Sakamoto: Bolsonaro pode manter QG eleitoral na cadeia mesmo

Atualizado em 8 de fevereiro de 2026 às 12:44
ex-presidente Jair Bolsonaro em close, com cara de choro
O ex-presidente Jair Bolsonaro (PL) – Reprodução

Por Leonardo Sakamoto, no UOL

O laudo da Polícia Federal enviado ao ministro Alexandre de Moraes, do Supremo Tribunal Federal, tem o efeito de um balde de água fria sobre a encenação do bolsonarismo: a de que Jair Bolsonaro estaria à beira da morte caso permanecesse preso. Segundo a perícia oficial, o ex-presidente tem sim um quadro de saúde que demanda cuidados, mas eles são compatíveis com o ambiente carcerário — desde que sejam adotadas medidas de saúde corriqueiras em sistemas prisionais estruturados. O que é o caso da Papudinha.

Traduzindo do juridiquês-médico para o português claro: Bolsonaro pode continuar preso. Basta usar CPAP [o aparelho para a apneia] durante o sono, manter uma dieta fracionada, controlar a pressão arterial, garantir hidratação adequada, prevenir broncoaspiração e ter acesso periódico a exames laboratoriais e de imagem, além do acompanhamento médico.

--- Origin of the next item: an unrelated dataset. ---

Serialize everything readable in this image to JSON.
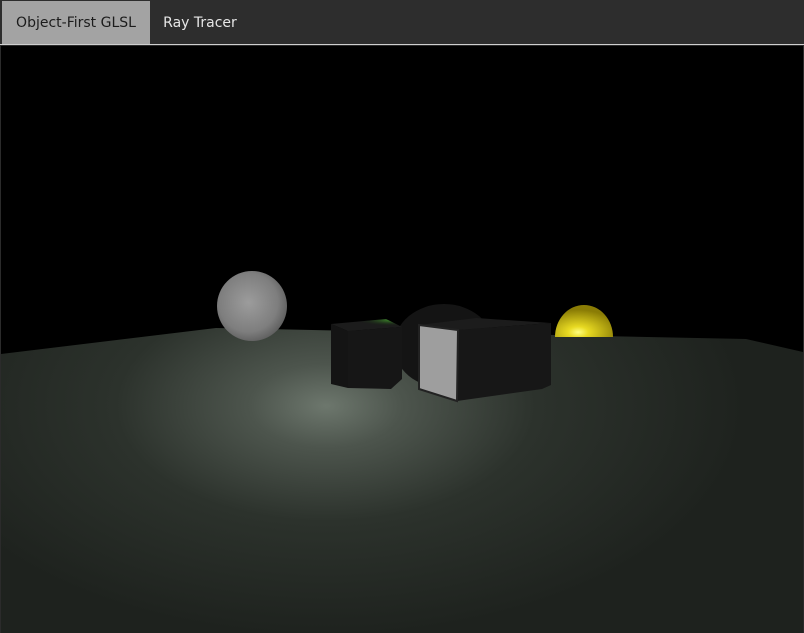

Nada disso exige prisão domiciliar humanitária em mansão e tratamento VIP fora da cadeia. Exige apenas que o Estado faça o que deve fazer com qualquer preso que tenha problemas de saúde, inclusive aqueles que não contam com uma claque de políticos batendo ponto na porta da cela.

O laudo desmonta, peça por peça, a narrativa de “tortura” vendida por aliados, familiares e influenciadores que transformaram a Papudinha num palco. O documento da PF não aponta incompatibilidade estrutural entre o estado clínico do ex-presidente, que – frisa – requer cuidados, e o cumprimento da pena em regime fechado. Ao contrário: a perícia detalha que o ambiente prisional visitado dispõe de condições físicas, acesso a serviços de saúde e possibilidade de acompanhamento compatíveis com o quadro apresentado.

Cela de Bolsonaro na Papudinha. Foto: reprodução

Isso torna ainda mais constrangedora a tentativa de vitimização. Bolsonaro não está isolado em masmorra medieval, tampouco privado de cuidados básicos. Está preso em instalações compatíveis com Estado Maior, com espaço individual de 65 metros quadrados, acesso ao ar livre em tempo integral, acompanhamento médico, visitas frequentes e, como se vê na prática, liberdade suficiente para seguir operando politicamente na definição eleitoral deste ano. A Papudinha não virou símbolo de crueldade institucional, virou escritório político com grades.

O próprio histórico recente ajuda a explicar por que o pedido de prisão domiciliar soa menos como preocupação humanitária e mais como estratégia eleitoral. De dentro da cadeia, Bolsonaro segue influenciando alianças, distribuindo bênçãos políticas e organizando o jogo sucessório da extrema direita, como venho apontando aqui na coluna.

A diferença é que, agora, a farsa da fragilidade extrema encontra um obstáculo difícil de contornar: um laudo técnico assinado por peritos médicos da Polícia Federal. A Procuradoria-Geral da República pode recomendar e Moraes enviar Jair para a domiciliar mesmo assim? Pode, o laudo da perícia foi claro.

No Brasil, saúde virou argumento seletivo. Serve para tentar suspender a pena de quem tem capital político, rede de proteção e cascalho na conta. Mas o laudo da PF lembra um detalhe incômodo: direitos existem, privilégios não. Garantir tratamento médico adequado é obrigação do Estado. Transformar isso em passe livre para sair da cadeia é outra coisa.

Se há algo que o documento enviado ao STF deixa claro, é que Bolsonaro pode continuar onde está, ou seja, mantendo seu QG eleitoral improvisado. O problema, para seus aliados, não é a saúde do ex-presidente. É o fato de que, desta vez, a realidade clínica não ajuda a sustentar a mentira política.